I see a goodly amount of traffic on blogs and twitter from people with N95s asking their friends whether they’re going to ‘upgrade’ to an iPhone and then backslapping each other when they agree not to. Well done, guys, you’ve just placed yourself as the Windows-using Beige Box owners.
It’s fine for the techno-literate to struggle their way through Symbian but it’s just not right for other people who end up thinking that their phone can’t do more. I consider myself to be pretty geeky but only ever downloaded one app to my SonyEricsson K800i and then, once downloaded, I never ran it properly or paid for it because the UI was so awful I just deleted it minutes later. My SO has never downloaded anything to her phone (but if she goes ahead with the Touch Diamond, then she’ll expect it to be as easy as her iPhone).

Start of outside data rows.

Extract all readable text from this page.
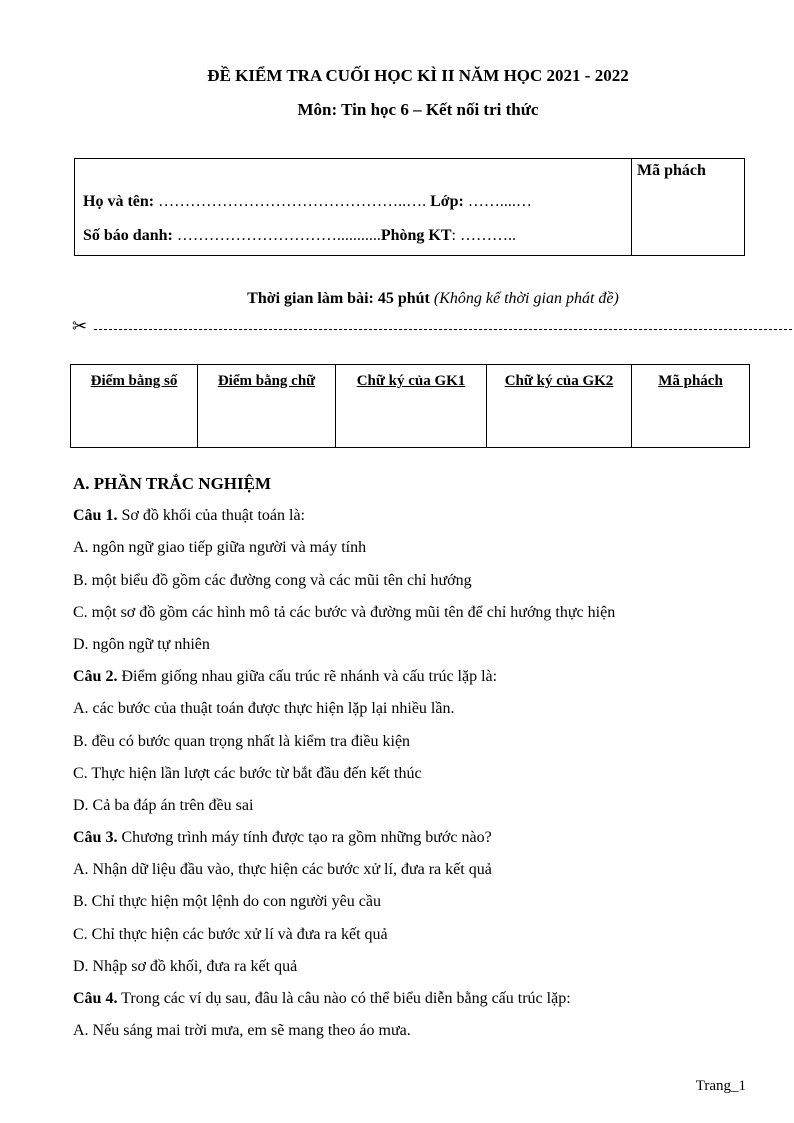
ĐỀ KIỂM TRA CUỐI HỌC KÌ II NĂM HỌC 2021 - 2022
Môn: Tin học 6 – Kết nối tri thức
Họ và tên: ………………………………………..…. Lớp: ……....…
Số báo danh: …………………………...........Phòng KT: ………..
Mã phách
Thời gian làm bài: 45 phút (Không kể thời gian phát đề)
✂
Điểm bằng số	Điểm bằng chữ	Chữ ký của GK1	Chữ ký của GK2	Mã phách
A. PHẦN TRẮC NGHIỆM
Câu 1. Sơ đồ khối của thuật toán là:
A. ngôn ngữ giao tiếp giữa người và máy tính
B. một biểu đồ gồm các đường cong và các mũi tên chỉ hướng
C. một sơ đồ gồm các hình mô tả các bước và đường mũi tên để chỉ hướng thực hiện
D. ngôn ngữ tự nhiên
Câu 2. Điểm giống nhau giữa cấu trúc rẽ nhánh và cấu trúc lặp là:
A. các bước của thuật toán được thực hiện lặp lại nhiều lần.
B. đều có bước quan trọng nhất là kiểm tra điều kiện
C. Thực hiện lần lượt các bước từ bắt đầu đến kết thúc
D. Cả ba đáp án trên đều sai
Câu 3. Chương trình máy tính được tạo ra gồm những bước nào?
A. Nhận dữ liệu đầu vào, thực hiện các bước xử lí, đưa ra kết quả
B. Chỉ thực hiện một lệnh do con người yêu cầu
C. Chỉ thực hiện các bước xử lí và đưa ra kết quả
D. Nhập sơ đồ khối, đưa ra kết quả
Câu 4. Trong các ví dụ sau, đâu là câu nào có thể biểu diễn bằng cấu trúc lặp:
A. Nếu sáng mai trời mưa, em sẽ mang theo áo mưa.
Trang_1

Consider the experience. Looking for an application? Let’s say two apps. One being a game and the other a personal accounts manager. Where does the novice user go? Let’s look at this as a novice.
On the iPhone, you just click the AppStore button and look.
Nice and easy…
On my SonyEricsson, I have to know to go to somewhere like Handango. I have to know what OS I have. I have to know what device I have, which brings a click-through to see all devices if it’s not recent. And the K800i isn’t listed on Handango. Turns out it’s not Symbian. But it has games and email…gahhhhh
The experience for ‘more modern’ phones is not much different. You have to know too much!